La coopération étant un montage contractuel dérogatoire aux règles de la commande publique, les organisateurs de ces groupements de coopération devront donc apporter le plus grand soin à la rédaction de cette convention au risque de voir requalifier la coopération en marché de prestations de services, avec toutes les conséquences de droit (annulation, indemnisation, risque pénal).

 

En particulier, les rédacteurs devront veiller à ce que les mouvements de fonds intervenant entre les membres ne puissent être assimilés au versement d’un prix constituant la contrepartie du service rendu.
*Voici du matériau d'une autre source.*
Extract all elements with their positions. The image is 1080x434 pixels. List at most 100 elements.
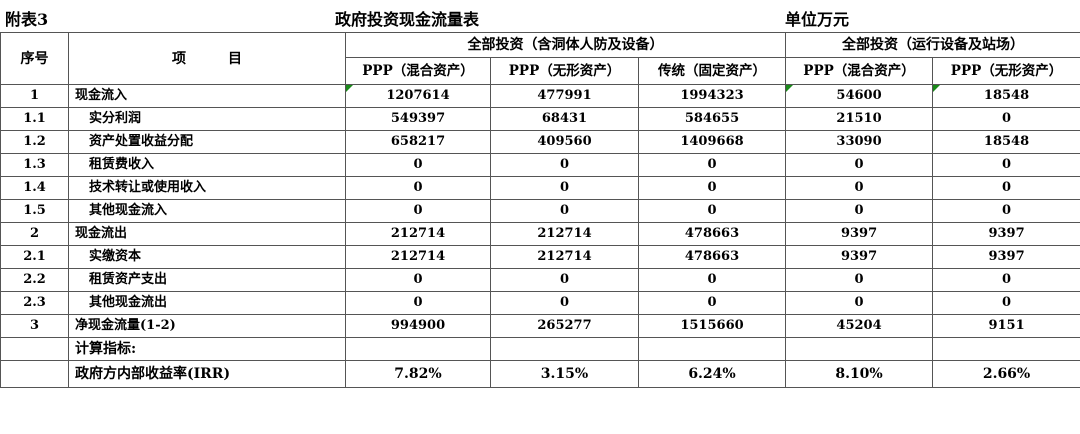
cell-value[interactable]: 0 — [932, 176, 1080, 200]
cell-value[interactable] — [490, 337, 639, 361]
row-seq: 2.2 — [0, 268, 69, 292]
cell-value[interactable]: 3.15% — [490, 360, 639, 388]
table-title: 政府投资现金流量表 — [335, 10, 480, 29]
cell-value[interactable]: 2.66% — [932, 360, 1080, 388]
cell-value[interactable] — [345, 337, 491, 361]
cell-value[interactable]: 1409668 — [637, 130, 787, 154]
cell-value[interactable]: 212714 — [345, 222, 491, 246]
row-item: 租赁资产支出 — [68, 268, 346, 292]
cell-value[interactable]: 212714 — [345, 245, 491, 269]
row-seq: 3 — [0, 314, 69, 338]
cell-value[interactable]: 0 — [345, 153, 491, 177]
cell-value[interactable]: 9397 — [932, 222, 1080, 246]
cell-value[interactable]: 265277 — [490, 314, 639, 338]
cell-value[interactable]: 9397 — [785, 222, 934, 246]
cell-value[interactable]: 0 — [345, 291, 491, 315]
cell-text: 0 — [707, 203, 717, 218]
cell-value[interactable] — [932, 337, 1080, 361]
cell-value[interactable]: 1207614 — [345, 84, 491, 108]
cell-value[interactable]: 0 — [932, 153, 1080, 177]
row-item: 计算指标: — [68, 337, 346, 361]
cell-value[interactable]: 45204 — [785, 314, 934, 338]
cell-value[interactable]: 18548 — [932, 130, 1080, 154]
cell-value[interactable]: 0 — [637, 199, 787, 223]
cell-value[interactable]: 8.10% — [785, 360, 934, 388]
cell-value[interactable]: 0 — [637, 153, 787, 177]
cell-value[interactable]: 0 — [785, 268, 934, 292]
cell-value[interactable]: 549397 — [345, 107, 491, 131]
column-header: PPP（混合资产） — [785, 57, 934, 85]
cell-value[interactable]: 0 — [932, 268, 1080, 292]
row-item: 租赁费收入 — [68, 153, 346, 177]
cell-value[interactable]: 0 — [637, 176, 787, 200]
row-item: 净现金流量(1-2) — [68, 314, 346, 338]
cell-value[interactable]: 21510 — [785, 107, 934, 131]
cash-flow-table: 序号 项 目 全部投资（含洞体人防及设备） 全部投资（运行设备及站场） PPP（… — [0, 32, 1080, 388]
cell-value[interactable]: 477991 — [490, 84, 639, 108]
cell-value[interactable]: 0 — [785, 199, 934, 223]
table-row: 1.1 实分利润 549397 68431 584655 21510 0 — [0, 107, 1080, 131]
cell-value[interactable]: 0 — [637, 291, 787, 315]
row-seq: 1 — [0, 84, 69, 108]
cell-value[interactable]: 409560 — [490, 130, 639, 154]
cell-value[interactable]: 0 — [637, 268, 787, 292]
header-group-2: 全部投资（运行设备及站场） — [785, 32, 1080, 58]
cell-value[interactable]: 0 — [785, 291, 934, 315]
cell-value[interactable]: 478663 — [637, 222, 787, 246]
cell-value[interactable]: 0 — [490, 153, 639, 177]
cell-text: 0 — [707, 272, 717, 287]
cell-value[interactable]: 212714 — [490, 222, 639, 246]
row-seq: 1.3 — [0, 153, 69, 177]
cell-text: 0 — [854, 157, 864, 172]
cell-text: 0 — [559, 272, 570, 287]
cell-text: 212714 — [537, 226, 592, 241]
cell-text: 6.24% — [688, 366, 736, 382]
cell-text: 0 — [413, 157, 423, 172]
cell-value[interactable]: 33090 — [785, 130, 934, 154]
row-item: 资产处置收益分配 — [68, 130, 346, 154]
table-row: 1.4 技术转让或使用收入 0 0 0 0 0 — [0, 176, 1080, 200]
cell-value[interactable]: 0 — [932, 291, 1080, 315]
cell-value[interactable] — [637, 337, 787, 361]
cell-value[interactable]: 0 — [785, 153, 934, 177]
cell-value[interactable]: 0 — [490, 291, 639, 315]
row-item: 其他现金流入 — [68, 199, 346, 223]
row-seq — [0, 360, 69, 388]
cell-value[interactable]: 0 — [345, 176, 491, 200]
column-header: 传统（固定资产） — [637, 57, 787, 85]
cell-value[interactable] — [785, 337, 934, 361]
cell-text: 9151 — [988, 318, 1025, 333]
cell-value[interactable]: 54600 — [785, 84, 934, 108]
cell-value[interactable]: 994900 — [345, 314, 491, 338]
cell-value[interactable]: 7.82% — [345, 360, 491, 388]
cell-text: 265277 — [537, 318, 592, 333]
cell-value[interactable]: 0 — [345, 199, 491, 223]
cell-value[interactable]: 18548 — [932, 84, 1080, 108]
cell-value[interactable]: 1994323 — [637, 84, 787, 108]
row-item: 实分利润 — [68, 107, 346, 131]
cell-value[interactable]: 0 — [345, 268, 491, 292]
cell-value[interactable]: 1515660 — [637, 314, 787, 338]
cell-value[interactable]: 478663 — [637, 245, 787, 269]
comment-marker-icon — [346, 85, 353, 92]
cell-text: 0 — [413, 180, 423, 195]
header-seq: 序号 — [0, 32, 69, 85]
cell-value[interactable]: 0 — [785, 176, 934, 200]
cell-value[interactable]: 212714 — [490, 245, 639, 269]
row-seq: 1.1 — [0, 107, 69, 131]
cell-value[interactable]: 68431 — [490, 107, 639, 131]
cell-value[interactable]: 9397 — [785, 245, 934, 269]
cell-value[interactable]: 6.24% — [637, 360, 787, 388]
cell-value[interactable]: 658217 — [345, 130, 491, 154]
column-header: PPP（无形资产） — [490, 57, 639, 85]
cell-value[interactable]: 0 — [490, 199, 639, 223]
cell-value[interactable]: 584655 — [637, 107, 787, 131]
cell-value[interactable]: 9151 — [932, 314, 1080, 338]
cell-value[interactable]: 0 — [932, 199, 1080, 223]
cell-value[interactable]: 0 — [490, 268, 639, 292]
cell-value[interactable]: 0 — [932, 107, 1080, 131]
row-item: 政府方内部收益率(IRR) — [68, 360, 346, 388]
cell-value[interactable]: 0 — [490, 176, 639, 200]
cell-value[interactable]: 9397 — [932, 245, 1080, 269]
cell-text: 21510 — [836, 111, 882, 126]
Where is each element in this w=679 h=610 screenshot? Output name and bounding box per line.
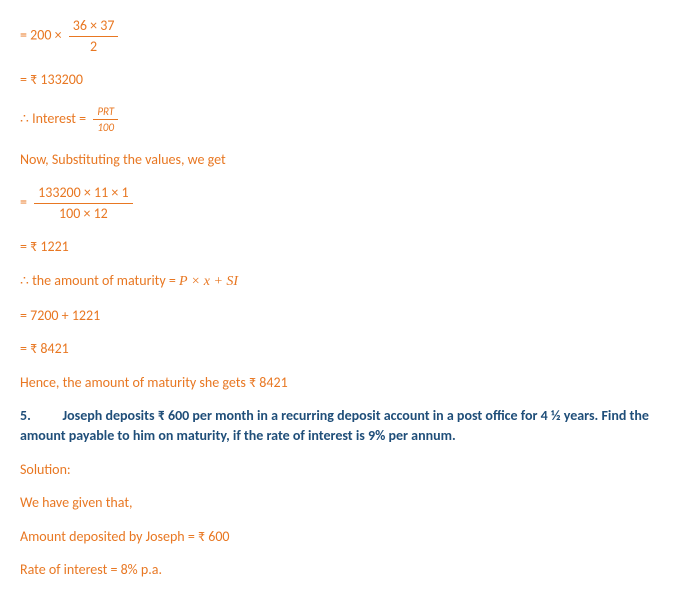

Ils devront également s’assurer d’une réelle codécision : «  La position d’un pouvoir adjudicateur au sein d’une entité attributaire détenue en commun ne lui assurant pas la moindre possibilité de participation au contrôle de cette entité ouvrirait, en effet, la voie au contournement de l’application des règles du droit de l’Union en matière de marchés publics ou de concessions de services, dès lors qu’une affiliation purement formelle à une telle entité ou à un organe commun assurant la direction de celle-ci dispenserait ce pouvoir adjudicateur de l’obligation d’engager une procédure d’appel d’offres selon les règles de l’Union, alors même que ce dernier ne prendrait aucunement part à l’exercice du «contrôle analogue» sur cette entité (voir, en ce sens, arrêt du 21 juillet 2005, Coname, C-231/03, Rec. p. I-7287, point 24).» [2]

 

Ils devront également veiller à ce que les prestations soient essentiellement fournies aux établissements parties au GHT dans le strict respect de l’article 18 de l’ordonnance.

 

Bienvenue à ce nouveau montage, mais prudence donc !

 

 



[1] Préambule de la Directive 2014/24/UE : « (33) Les pouvoirs adjudicateurs devraient pouvoir choisir de fournir conjointement leurs services publics par la voie de la coopération, sans être contraints de recourir à une forme juridique particulière. »

[2] CJUE, 29 novembre 2012, affaire n° C-182/11,  Econord SpA.